Each aspect of the present invention may include the following modified example. The control unit 50 sets a point at the position of the distal end of the endoscope as the first measurement reference. The control unit 50 sets the second measurement reference including one or more points of the two or more points included in the 3D data. The control unit 50 generates first distance information indicating the distance between the first measurement reference and a measurement point and generates second distance information indicating the distance between the second measurement reference and a measurement point. The control unit 50 superimposes a first measurement result generated based on the first distance information on an image of the measurement target region and superimposes a second measurement result generated based on the second distance information on the image of the measurement target region.
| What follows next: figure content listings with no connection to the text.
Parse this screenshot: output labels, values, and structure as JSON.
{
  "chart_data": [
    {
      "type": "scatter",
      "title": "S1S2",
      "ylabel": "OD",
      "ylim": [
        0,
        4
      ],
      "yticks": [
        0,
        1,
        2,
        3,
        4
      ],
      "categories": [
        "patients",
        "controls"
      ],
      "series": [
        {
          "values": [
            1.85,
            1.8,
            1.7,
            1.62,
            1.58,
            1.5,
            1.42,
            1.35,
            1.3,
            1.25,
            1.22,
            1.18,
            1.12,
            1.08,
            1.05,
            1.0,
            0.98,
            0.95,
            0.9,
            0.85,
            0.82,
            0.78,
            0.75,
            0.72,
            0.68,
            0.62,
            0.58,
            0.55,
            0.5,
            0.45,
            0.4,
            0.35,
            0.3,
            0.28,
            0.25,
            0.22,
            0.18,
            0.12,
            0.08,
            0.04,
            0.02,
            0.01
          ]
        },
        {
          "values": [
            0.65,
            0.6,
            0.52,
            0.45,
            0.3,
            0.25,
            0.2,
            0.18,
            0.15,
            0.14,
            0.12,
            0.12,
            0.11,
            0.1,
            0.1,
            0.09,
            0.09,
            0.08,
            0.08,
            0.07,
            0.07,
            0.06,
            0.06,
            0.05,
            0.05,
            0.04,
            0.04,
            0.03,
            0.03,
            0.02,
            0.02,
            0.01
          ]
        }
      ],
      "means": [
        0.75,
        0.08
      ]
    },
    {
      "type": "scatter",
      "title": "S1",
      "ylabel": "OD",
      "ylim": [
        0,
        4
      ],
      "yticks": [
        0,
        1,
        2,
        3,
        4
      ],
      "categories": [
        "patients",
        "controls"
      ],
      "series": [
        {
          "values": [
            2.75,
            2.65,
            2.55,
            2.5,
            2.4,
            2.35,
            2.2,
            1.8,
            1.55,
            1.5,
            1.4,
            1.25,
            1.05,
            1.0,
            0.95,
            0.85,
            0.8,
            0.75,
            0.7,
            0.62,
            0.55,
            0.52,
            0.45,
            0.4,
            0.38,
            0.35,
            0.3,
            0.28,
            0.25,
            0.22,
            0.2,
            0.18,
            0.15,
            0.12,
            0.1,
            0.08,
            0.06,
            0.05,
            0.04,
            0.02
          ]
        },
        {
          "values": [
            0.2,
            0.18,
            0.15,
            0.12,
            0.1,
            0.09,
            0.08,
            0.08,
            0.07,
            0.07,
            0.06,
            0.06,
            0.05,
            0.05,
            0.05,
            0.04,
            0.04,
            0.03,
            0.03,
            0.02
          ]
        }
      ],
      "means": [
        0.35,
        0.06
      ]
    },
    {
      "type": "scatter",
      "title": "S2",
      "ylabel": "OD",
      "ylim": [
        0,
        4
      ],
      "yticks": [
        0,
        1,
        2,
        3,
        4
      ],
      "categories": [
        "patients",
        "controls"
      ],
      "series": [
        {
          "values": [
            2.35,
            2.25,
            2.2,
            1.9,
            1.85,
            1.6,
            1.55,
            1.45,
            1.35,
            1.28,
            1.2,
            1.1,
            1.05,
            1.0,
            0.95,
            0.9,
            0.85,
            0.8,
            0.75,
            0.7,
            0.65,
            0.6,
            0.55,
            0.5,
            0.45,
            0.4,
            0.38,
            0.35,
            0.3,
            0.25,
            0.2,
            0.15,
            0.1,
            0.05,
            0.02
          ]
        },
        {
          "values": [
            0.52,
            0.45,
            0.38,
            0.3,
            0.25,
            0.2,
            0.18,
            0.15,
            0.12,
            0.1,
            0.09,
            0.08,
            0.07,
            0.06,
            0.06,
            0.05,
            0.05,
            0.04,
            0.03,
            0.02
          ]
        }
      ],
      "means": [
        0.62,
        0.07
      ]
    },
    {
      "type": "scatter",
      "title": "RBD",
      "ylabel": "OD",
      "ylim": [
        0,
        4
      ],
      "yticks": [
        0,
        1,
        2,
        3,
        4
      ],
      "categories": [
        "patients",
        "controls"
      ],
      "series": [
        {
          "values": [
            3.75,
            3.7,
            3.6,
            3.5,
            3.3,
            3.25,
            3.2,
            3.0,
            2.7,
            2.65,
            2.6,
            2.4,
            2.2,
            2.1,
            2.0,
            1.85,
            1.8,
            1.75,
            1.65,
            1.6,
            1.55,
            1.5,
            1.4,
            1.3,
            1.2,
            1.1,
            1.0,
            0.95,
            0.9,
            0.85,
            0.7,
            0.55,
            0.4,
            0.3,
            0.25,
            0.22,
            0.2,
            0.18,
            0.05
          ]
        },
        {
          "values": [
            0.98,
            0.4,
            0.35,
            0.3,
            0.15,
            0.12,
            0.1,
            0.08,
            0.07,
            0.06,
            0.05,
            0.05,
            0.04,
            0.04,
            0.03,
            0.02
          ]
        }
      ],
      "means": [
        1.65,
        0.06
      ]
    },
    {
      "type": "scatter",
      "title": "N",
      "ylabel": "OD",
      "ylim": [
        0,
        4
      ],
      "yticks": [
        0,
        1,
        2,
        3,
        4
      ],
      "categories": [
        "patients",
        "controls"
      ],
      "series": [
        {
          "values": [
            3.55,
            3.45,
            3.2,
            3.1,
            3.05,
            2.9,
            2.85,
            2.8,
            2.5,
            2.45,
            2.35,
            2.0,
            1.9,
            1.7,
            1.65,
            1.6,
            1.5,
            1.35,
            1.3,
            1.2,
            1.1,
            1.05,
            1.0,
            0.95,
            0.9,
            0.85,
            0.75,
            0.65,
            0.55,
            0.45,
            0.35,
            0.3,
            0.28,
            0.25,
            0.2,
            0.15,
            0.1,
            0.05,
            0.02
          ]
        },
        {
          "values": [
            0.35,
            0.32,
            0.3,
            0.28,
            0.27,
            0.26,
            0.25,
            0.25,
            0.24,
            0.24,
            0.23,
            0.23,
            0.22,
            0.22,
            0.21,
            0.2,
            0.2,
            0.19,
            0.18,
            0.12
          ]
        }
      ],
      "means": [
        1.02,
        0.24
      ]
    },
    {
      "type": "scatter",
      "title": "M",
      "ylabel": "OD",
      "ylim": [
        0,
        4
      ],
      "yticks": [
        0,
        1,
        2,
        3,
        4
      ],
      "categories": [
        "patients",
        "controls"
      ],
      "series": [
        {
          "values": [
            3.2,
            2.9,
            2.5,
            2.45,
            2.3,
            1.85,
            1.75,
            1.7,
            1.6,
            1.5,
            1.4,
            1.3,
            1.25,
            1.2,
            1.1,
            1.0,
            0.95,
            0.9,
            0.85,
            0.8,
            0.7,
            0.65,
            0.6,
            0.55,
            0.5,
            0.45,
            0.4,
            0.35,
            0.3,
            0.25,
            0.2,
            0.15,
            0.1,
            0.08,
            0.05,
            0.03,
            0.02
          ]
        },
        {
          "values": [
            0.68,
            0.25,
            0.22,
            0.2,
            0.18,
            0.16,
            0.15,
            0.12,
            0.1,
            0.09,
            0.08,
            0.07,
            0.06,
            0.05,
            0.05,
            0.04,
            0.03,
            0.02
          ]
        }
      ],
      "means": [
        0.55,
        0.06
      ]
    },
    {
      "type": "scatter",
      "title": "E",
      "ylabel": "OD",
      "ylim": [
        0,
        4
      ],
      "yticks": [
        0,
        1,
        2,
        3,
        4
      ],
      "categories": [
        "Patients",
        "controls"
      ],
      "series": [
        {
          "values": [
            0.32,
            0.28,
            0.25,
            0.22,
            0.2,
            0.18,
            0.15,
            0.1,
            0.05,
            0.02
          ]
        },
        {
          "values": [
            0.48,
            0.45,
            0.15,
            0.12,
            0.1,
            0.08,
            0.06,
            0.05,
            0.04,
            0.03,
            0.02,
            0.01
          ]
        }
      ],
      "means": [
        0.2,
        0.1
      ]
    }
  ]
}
The control unit 50 outputs the image on which the first measurement result is superimposed and the image on which the second measurement result is superimposed to the display.

Each aspect of the present invention may include the following modified example. The control unit 50 outputs one of the image on which the first measurement result is superimposed and the image on which the second measurement result is superimposed to the display 51. Displaying the image on which the first measurement result is superimposed and displaying the image on which the second measurement result is superimposed is switchable.

In the fourth embodiment, the control unit 50 executes measurement using two or more measurement references. The endoscope system 1 can notify a user of the measurement results acquired using the two or more measurement references.

While preferred embodiments of the invention have been described and shown above, it should be understood that these are examples of the invention and are not to be considered as limiting. Additions, omissions, substitutions, and other modifications can be made without departing from the spirit or scope of the present invention. Accordingly, the invention is not to be considered as being limited by the foregoing description, and is only limited by the scope of the appended claims.